2). I think locking is also fine, since it will just lift the thread
waiting on the lock, which is better than spin-lock since that still takes
CPU.
Guozhang
On Thu, Nov 21, 2013 at 4:55 PM, Edward Capriolo <edlinuxg...@gmail.com>wrote:
> You likely need to use a custom offset solution if you plan on committing
> every message. With many partitions this puts a large burden on Zookeeper,
> you end up needing to roll over your zk transaction logs fast as well or
> rist filling up disk
>
>
> On Thu, Nov 21, 2013 at 6:20 PM, Guozhang Wang <wangg...@gmail.com> wrote:
>
> > Hello Imran,
> >
> > The offset will only be updated when the next() function is called:
> >
> > override def next(): MessageAndMetadata[K, V] = {
> > ...
> > *currentTopicInfo.resetConsumeOffset(consumedOffset)*
> > ...
> > item
> > }
> >
> > instead of in makeNext(), which will just update consumedOffset, but that
> > is not the value that will be committed using the commitOffset call. So
> as
> > long as you turn of auto commit and only call commitOffset after the
> > process(msg) call, not after the
> >
> > b = iter.next()
> >
> > is called, at-least-once is guaranteed.
> >
> > Does that make sense?
> >
> > Guozhang
> >
> >
> > On Thu, Nov 21, 2013 at 2:14 PM, Imran Rashid <im...@therashids.com>
> > wrote:
> >
> > > sorry to keep bugging the list, but I feel like I am either missing
> > > something important, or I'm finding something wrong w/ the standard
> > > consumer api, (or maybe just the docs need some clarification).
> > >
> > > I started to think that I should probably just accept at least once
> > > semantics ... but I eventually realized that I'm not even sure we
> > > really get an at least once guarantee. I think it really might be
> > > zero-or-more. Or rather, messages will get pulled off the kafka queue
> > > at least once. but that doesn't mean your app will actually *process*
> > > those messages at least once -- there might be messages it never
> > > processes.
> > >
> > > Consider a really basic reader of a kafka queue:
> > >
> > > while(it.hasNext()){
> > > val msg = it.next()
> > > doSomething(msg)
> > > }
> > >
> > > the question is, do I have any guarantees on how many times
> > > doSomething() is called on everything in the queue? I think the
> > > "guarantee" is:
> > > 1) most messages will get processed excatly once
> > > 2) around a restart, a chunk of msgs will get processed at least once,
> > > but probably more than once
> > > 3) around a restart, it is possible that one message will get
> > > processed ZERO times
> > >
> > > (1) & (2) are probably clear, so lemme explain how I think (3) could
> > > happen. Lets imagine messages a,b,c,... and two threads, one reading
> > > from the stream, and one thread that periodically commits the offsets.

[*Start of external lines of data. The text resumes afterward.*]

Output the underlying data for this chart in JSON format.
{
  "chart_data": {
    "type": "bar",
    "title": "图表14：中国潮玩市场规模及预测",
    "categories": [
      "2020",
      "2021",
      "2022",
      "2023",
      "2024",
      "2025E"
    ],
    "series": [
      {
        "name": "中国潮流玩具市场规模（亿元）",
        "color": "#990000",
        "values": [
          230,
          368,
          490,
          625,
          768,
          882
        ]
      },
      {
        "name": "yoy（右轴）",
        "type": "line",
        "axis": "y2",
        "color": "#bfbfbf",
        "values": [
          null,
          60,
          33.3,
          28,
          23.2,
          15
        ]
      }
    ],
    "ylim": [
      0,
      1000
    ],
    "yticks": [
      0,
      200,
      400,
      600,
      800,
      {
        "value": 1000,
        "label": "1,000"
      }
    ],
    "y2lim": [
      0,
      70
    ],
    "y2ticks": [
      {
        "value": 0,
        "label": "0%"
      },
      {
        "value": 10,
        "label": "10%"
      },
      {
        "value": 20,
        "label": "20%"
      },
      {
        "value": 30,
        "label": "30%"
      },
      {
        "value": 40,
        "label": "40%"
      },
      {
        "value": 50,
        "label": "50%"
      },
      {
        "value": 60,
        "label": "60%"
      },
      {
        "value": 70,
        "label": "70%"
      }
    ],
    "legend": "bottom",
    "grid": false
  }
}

> > > Imagine this sequence of events:
> > >
> > >
> > > ==Reader==
> > > -initializes w/ offset pointing to "a"
> > >
> > > -hasNext()
> > > ---> makeNext() will read "a"
> > > and update the local offset to "b"
> > >
> > > -msg = "a"
> > >
> > > -doSomething("a")
> > >
> > > -hasNext()
> > > ----> makeNext() will read "b"
> > > and update the local offset "c"
> > >
> > > ==Commiter==
> > >
> > > -commitOffsets stores the current offset as "c"
> > >
> > >
> > >
> > > =====PROCESS DIES=====
> > > ===== RESTARTS =====
> > >
> > > ==Reader==
> > > -initializes w/ offset pointing to "c"
> > >
> > > -hasNext()
> > > --> makeNext() will read "c"
> > > and update local offset to "d"
> > > -msg = "c"
> > > -doSomething("c")
> > > ...
> > >
> > >
> > >
> > > note that in this scenario, doSomething("b") was never called.
> > > Probably for a lot of applications this doesn't matter. But seems
> > > like it this could be terrible for some apps. I can't think of any
> > > way of preventing it from user code. unless, maybe when the offsets
> > > get committed, it is always *before* the last thing read? eg., in my
> > > example, it would store the next offset as "b" or earlier?
> > >
> > > Is there a flaw in my logic? Do committed offsets always "undershoot"
> > > to prevent this?
> > >
> > > thanks,
> > > Imran
> > >
> >
> >
> >
> > --
> > -- Guozhang
> >
>
--
-- Guozhang